Semalaman ini, aku tidak bisa tidur. Rasa cemas, khawatir juga perasaan ingin tahu, seolah terus menggerogotiku hingga aku sudah tidak tahan lagi jika hanya duduk diam menunggu kepulangan Jimin.

Langkah kakiku terus mengalun, seiring dengan panggilanku yang tak kunjung diangkat oleh Jimin.

Bagaimana ini? apa Jimin baik-baik saja? Kenapa ia tidak memberi kabar sama sekali?

Ini sudah pukul dua dini hari dan itu artinya sudah lima jam Jimin pergi. Dan seharusnya, aku juga sudah tidur namun, sejak kepergian Jimin hingga saat ini, rasa kantukku seolah sirna, digantikan dengan rasa gelisah yang membuatku ingin terus menelponnya.

Di panggilan yang sudah ke sekian kalinya, sebuah panggilan masuk dari nomor yang tidak dikenal.

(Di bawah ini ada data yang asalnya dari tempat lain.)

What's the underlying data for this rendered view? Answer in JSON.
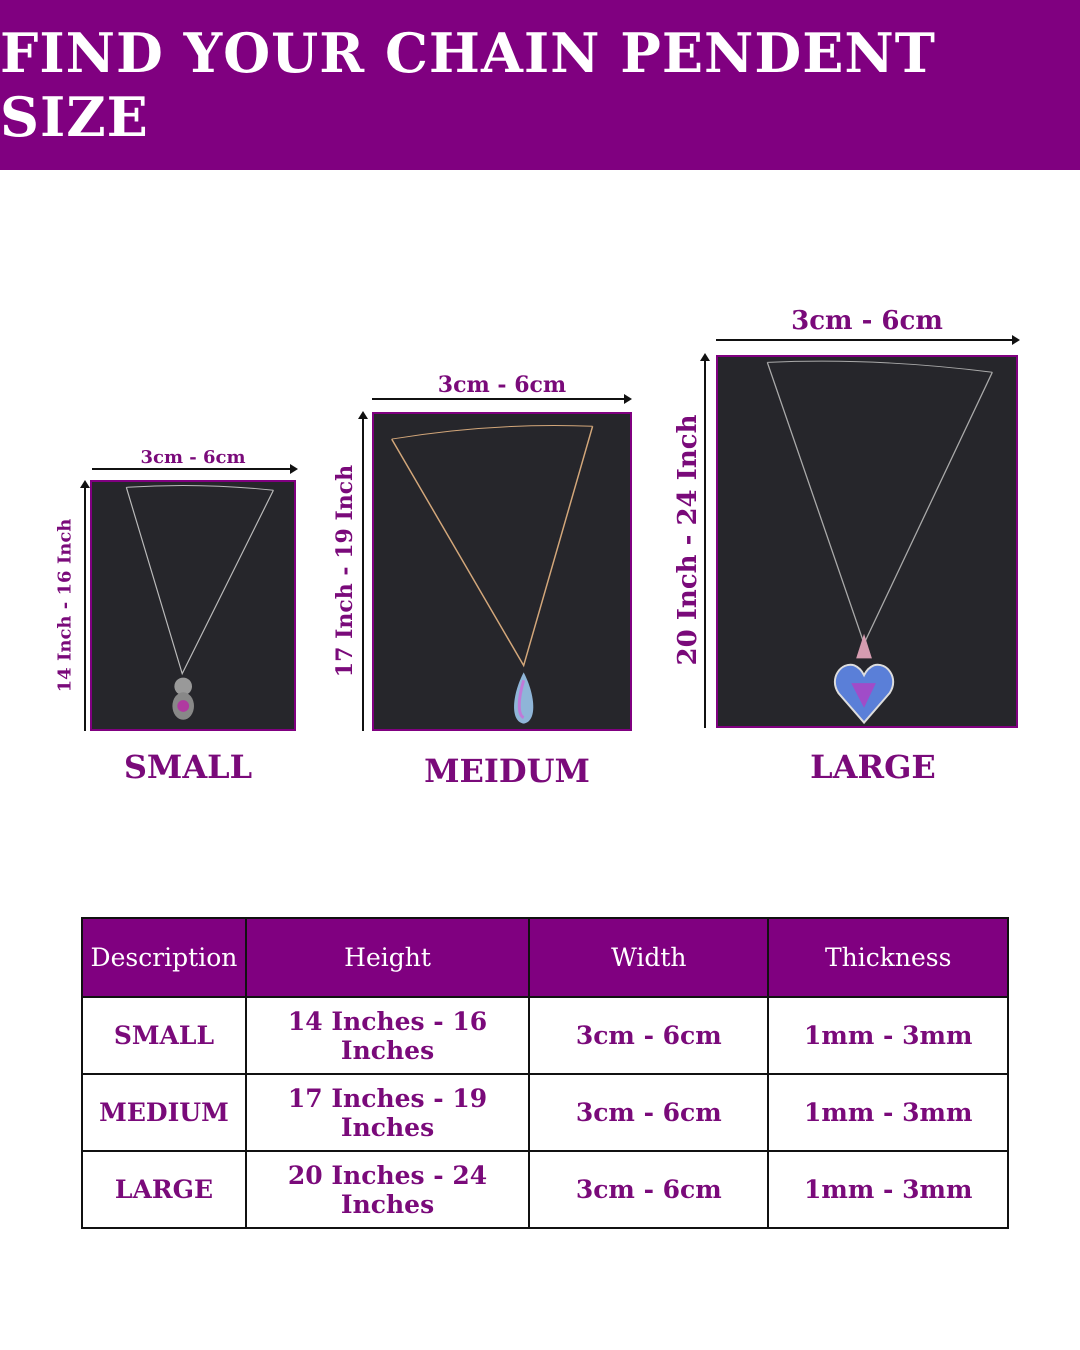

Tanpa berpikir, aku menerima panggilan itu cepat.

"Yeobsseo? "

"Dahyun-ah, ini aku, Hasung."

"Oh, Hasung? a-ada apa?"

"Aku akan beritahu satu hal, tapi kau harus janji, jangan cemas atau mengkhawatirkan apapun. Kau sedang hamil, kan? jangan buat dirimu stress."

Bodoh, justru aku malah semakin merasa khawatir. "Baiklah, ada apa?"

Terjadi jeda untuk beberapa saat.

"Jimin saat ini tidak sadarkan diri, dokter sudah menanganinya lima belas menit yang lalu. Dia tidak apa-apa, kau jangan khawatir."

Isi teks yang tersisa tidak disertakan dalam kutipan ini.